Se Sam Peckinpah estivesse vivo, teria feito cem anos ontem, 21 de fevereiro. É um dos grandes do cinema, a meu ver. Claro, claro: intelectual que se preza aprecia os cinema europeu, iraniano, paquistanês, e agora, o coreano. Eu ainda acho que o cinema norte-americano produziu o que de melhor houve entre 1940 e 1970. Não sou papalvo. É evidente que reconheço o valor de Antonioni, de Truffaut, de David Lean, de Saura, de Buñuel — e de mais um batalhão de cineastas que ajudaram a moldar o século XX. Há, entretanto, os norte-americanos, tão demonizados pela intelligentsia, e vistos como vendilhões da sétima arte.
E Sam Peckinpah?
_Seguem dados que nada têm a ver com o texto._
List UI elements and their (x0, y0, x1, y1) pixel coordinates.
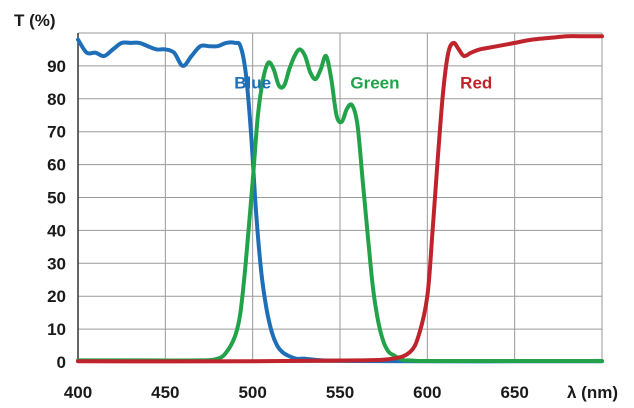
series-labels: Blue Green Red (234, 73, 492, 92)
y-tick-labels: 0 10 20 30 40 50 60 70 80 90 (47, 57, 66, 372)
x-tick-label: 650 (500, 383, 528, 402)
x-tick-label: 600 (413, 383, 441, 402)
red-series-line (76, 34, 604, 364)
blue-series-label: Blue (234, 73, 271, 92)
y-tick-label: 60 (47, 156, 66, 175)
y-tick-label: 10 (47, 320, 66, 339)
x-axis-title: λ (nm) (567, 383, 618, 402)
y-tick-label: 40 (47, 221, 66, 240)
x-tick-label: 500 (238, 383, 266, 402)
x-tick-label: 550 (326, 383, 354, 402)
x-tick-label: 450 (151, 383, 179, 402)
green-series-label: Green (350, 73, 399, 92)
grid (78, 32, 603, 362)
y-tick-label: 90 (47, 57, 66, 76)
y-axis-title: T (%) (14, 11, 56, 30)
green-series-line (76, 47, 604, 364)
x-tick-labels: 400 450 500 550 600 650 (64, 383, 529, 402)
red-series-label: Red (460, 73, 492, 92)
blue-series-line (76, 37, 604, 364)
x-tick-label: 400 (64, 383, 92, 402)
y-tick-label: 50 (47, 189, 66, 208)
series-curves (76, 34, 604, 364)
y-tick-label: 20 (47, 287, 66, 306)
y-tick-label: 0 (57, 353, 66, 372)
y-tick-label: 30 (47, 254, 66, 273)
y-tick-label: 70 (47, 123, 66, 142)
y-tick-label: 80 (47, 90, 66, 109)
Bem, esse senhor dirigiu 4 filmaços, para dizer o mínimo. Sob o domínio do medo, Meu ódio será tua herança, Os Implacáveis e Tragam-me a cabeça de Alfredo Garcia. Violento e brutal, o cineasta implementou uma marca fílmica muito pessoal, realista, abusando — no bom sentido — da sensação de angústia e claustrofobia a que os personagens eram submetidos. Irônico, apresentou ao espectador o mundo não como ele é, mas como ele é concebido pela falta de escrúpulo, pela ganância e — enviando as boas intenções às favas — pelo ódio que o ser humano nutre por outro. Embora Meu ódio será tua herança seja considerado sua obra-prima, gosto mais de Sob o domínio do medo.
Peckinpah foi, num certo sentido, um rebelde. Era neto de um cacique paiute — talvez daí seu pendor para os faroestes. A mencionada violência não é, em momento algum, louvada: ela é apenas consequência (e muitas vezes reação) das relações humanas. Ok, há um certo exagero: banhos de sangue em Meu ódio será tua herança, a multiplicação de cadáveres em Alfredo Garcia, o estupro e a matança em Sob o domínio do medo. À época, causou furor, vômitos e protestos. Se comparada com os filmes de hoje, a violência é quase pueril. Eu disse quase.
Houve uma geração — hoje, senhores de 80 anos — que salvou Hollywood: Coppola, Cimino, Spielberg, De Palma, Lucas, Scorsese, Altman e, claro, Peckinpah. Quase todos sofreram nas mãos dos produtores, mas alguns sofreram mais. Pat Garret e Billy the Kid penou nas mãos de Gordon Carroll, o manda-chuva que tentava mostrar, em vão — claro! —, como Sam devia trabalhar. E olhe que Peckinpah, oriundo da tevê, era especialista em westerns! Conseguiu até fazer Bob Dylan atuar! O cinema norte-americano, hoje, tem lampejos de genialidade, mas vive certo marasmo mesmo gerando milhões nas bilheterias. Falta um Sam Peckinpah para chacoalhar a indústria.